Jaime Grondona, qui faisait partie du Sub 20 qui a obtenu la troisième place du Coupe du monde 2007 au Canada et j’ai été témoin des débuts de Vidal et Sánchez, Il a fait référence à la nouvelle star chilienne et l’a félicitée.

« Lors de quelques matches amicaux, il a montré sa qualité. Leurs conditions avaient déjà été constatées à l’Université du Chili, mais la ligue danoise est une très bonne école. Même si l’équipe dans laquelle il évolue n’est pas des plus importantes, sa formation travaille sur tout, du tactique au physique. Ils ont suivi une formation complète et les fruits de leur travail sont désormais visibles, car la grande différence entre être au Chili ou faire partie d’une équipe en Europe est de s’autonomiser individuellement. Je suis sûr que c’est un joueur qui va nous donner beaucoup de joie, il doit se maintenir et continuer à grandir”, a-t-il exprimé lors d’un dialogue avec As.

– Y a-t-il un joueur de votre génération qui vous rappelle Dario Osorio ?

– Il est rapide et très habile… il ressemble beaucoup à Mathías Vidangossy, il a des qualités spectaculaires avec son changement de vitesse et son habileté avec le ballon. Il me rappelle beaucoup Mathías, qui était mon coéquipier lors de la Coupe du monde au Canada en 2007. Il est très conflictuel et déséquilibré.

– Etes-vous enthousiasmé par le nouveau processus de Ricardo Gareca dans l’équipe chilienne ?

– Il y a une grande différence maintenant avec le nouvel entraîneur, car il a eu une grande expérience avec l’équipe péruvienne et a montré qu’il pouvait créer une équipe compétitive. Au final, dans une équipe adulte, on ne peut pas tester les joueurs, on n’a pas le temps pour ça. Nous, les Chiliens et les supporters, voulons que le Chili réussisse, qu’il puisse se qualifier pour la Coupe du Monde et je pense que c’est la grande différence par rapport aux autres entraîneurs qui sont passés par là.

– En pensant à l’avenir, voyez-vous un remplaçant ?

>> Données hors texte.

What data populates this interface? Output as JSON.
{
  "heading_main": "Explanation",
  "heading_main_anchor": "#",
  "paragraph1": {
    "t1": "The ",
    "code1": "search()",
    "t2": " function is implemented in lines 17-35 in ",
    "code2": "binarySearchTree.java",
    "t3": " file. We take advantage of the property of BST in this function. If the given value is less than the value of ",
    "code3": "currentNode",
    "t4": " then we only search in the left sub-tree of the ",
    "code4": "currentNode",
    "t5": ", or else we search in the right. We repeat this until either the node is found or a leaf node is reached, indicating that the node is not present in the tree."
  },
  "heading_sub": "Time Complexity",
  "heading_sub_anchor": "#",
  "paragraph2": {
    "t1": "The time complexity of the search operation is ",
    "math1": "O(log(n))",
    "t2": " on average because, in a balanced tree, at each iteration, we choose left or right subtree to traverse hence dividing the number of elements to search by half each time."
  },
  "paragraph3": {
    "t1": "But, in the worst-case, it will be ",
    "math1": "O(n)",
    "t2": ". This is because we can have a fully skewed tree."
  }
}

– La pression du remplacement est compliquée, car il est très difficile de trouver une nouvelle génération dorée. Au final, si l’on additionne la génération de 2005 lors de la Coupe du Monde aux Pays-Bas, celle du Canada 2007 et celles de la Copa América 2015, c’est un beau brassage générationnel. Maintenant c’est différent, un ou deux apparaissent, mais ils ne pourront pas faire la même chose que la génération dorée. Gareca le sait et tire le meilleur parti de ce qu’il a, il ne compte pas essayer, pour la même raison, il a cette expérience. Ça a l’air bien, j’ai de bonnes attentes avec ce nouveau procédé.

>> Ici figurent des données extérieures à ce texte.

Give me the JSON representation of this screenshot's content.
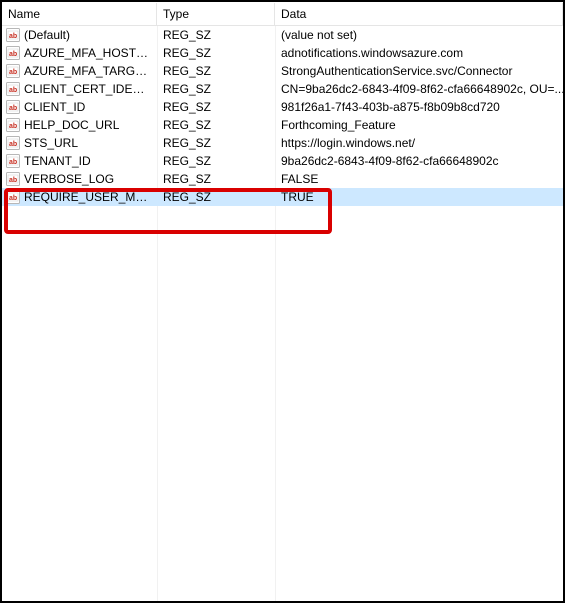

-Il y a beaucoup de joueurs prometteurs qui ont été laissés de côté, pourquoi cela arrive-t-il ?

– C’était différent avant. Dans mon cas, par exemple, j’ai débuté à 18 ans avec les Santiago Wanderers et je jouais avec des personnes adultes et expérimentées. Ces frictions sont extrêmement importantes, nous en avons tiré des leçons, mais le niveau est désormais également différent. Les jeunes joueurs sont sur un pied d’égalité, ce n’est pas qu’ils ne se respectent pas, mais ils n’ont pas cette différence qu’ils sont dans un vestiaire professionnel. Ils viennent dans l’équipe première et se détendent, en quelque sorte. Cela se reflète dans le nombre de joueurs qui font leurs débuts, dans leur performance en équipe nationale ou dans les compétitions internationales telles que les matchs sud-américains et les matchs amicaux. Cela signifie que les choses ne vont pas bien pour nous, car maintenant il est beaucoup plus facile d’accéder à l’équipe première et ils ne sont pas prêts à concourir sérieusement.

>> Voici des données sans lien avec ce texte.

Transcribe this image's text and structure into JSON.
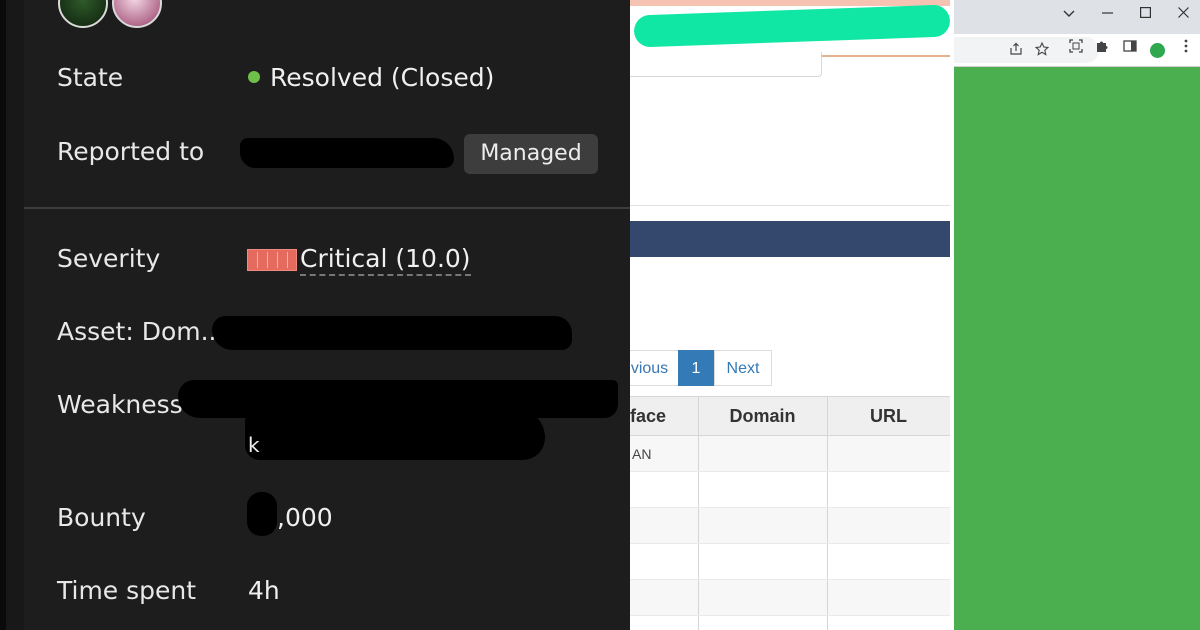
{
  "report": {
    "state_label": "State",
    "state_value": "Resolved (Closed)",
    "state_color": "#6ec04a",
    "reported_to_label": "Reported to",
    "reported_to_badge": "Managed",
    "severity_label": "Severity",
    "severity_value": "Critical (10.0)",
    "severity_color": "#e56b5f",
    "asset_label": "Asset: Dom...",
    "weakness_label": "Weakness",
    "weakness_visible_char": "k",
    "bounty_label": "Bounty",
    "bounty_value": ",000",
    "time_spent_label": "Time spent",
    "time_spent_value": "4h"
  },
  "table_view": {
    "pagination": {
      "previous_label": "vious",
      "current_page": "1",
      "next_label": "Next"
    },
    "columns": [
      "face",
      "Domain",
      "URL"
    ],
    "rows": [
      [
        "AN",
        "",
        ""
      ],
      [
        "",
        "",
        ""
      ],
      [
        "",
        "",
        ""
      ],
      [
        "",
        "",
        ""
      ],
      [
        "",
        "",
        ""
      ],
      [
        "",
        "",
        ""
      ]
    ],
    "header_bar_color": "#34486e",
    "active_page_color": "#337ab7"
  },
  "browser": {
    "window_buttons": [
      "chevron-down-icon",
      "minimize-icon",
      "maximize-icon",
      "close-icon"
    ],
    "toolbar_icons": [
      "share-icon",
      "star-icon",
      "screenshot-icon",
      "puzzle-icon",
      "side-panel-icon",
      "profile-icon",
      "menu-icon"
    ],
    "content_color": "#4caf4f"
  }
}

– La règle des joueurs de moins de 20 ans finit-elle par être néfaste ?

– Oui, cette règle oblige les joueurs à débuter sans être préparés. S’ils ne le sont pas, vous ne pouvez pas les faire jouer. Avant, vous faisiez vos débuts au mérite et nous travaillions dur pour pouvoir débuter et avoir des minutes, mais maintenant c’est par obligation, ce n’est pas bien. Les jeunes savent qu’ils auront une opportunité et que si cela ne marche pas, ils en auront une autre. Et donc c’est presque un cadeau. Cette règle devrait être modifiée, adaptée un peu plus à la croissance du football chilien, pour qu’ils puissent rester comme Alexis, Vidal, Medel… c’est la chose la plus difficile.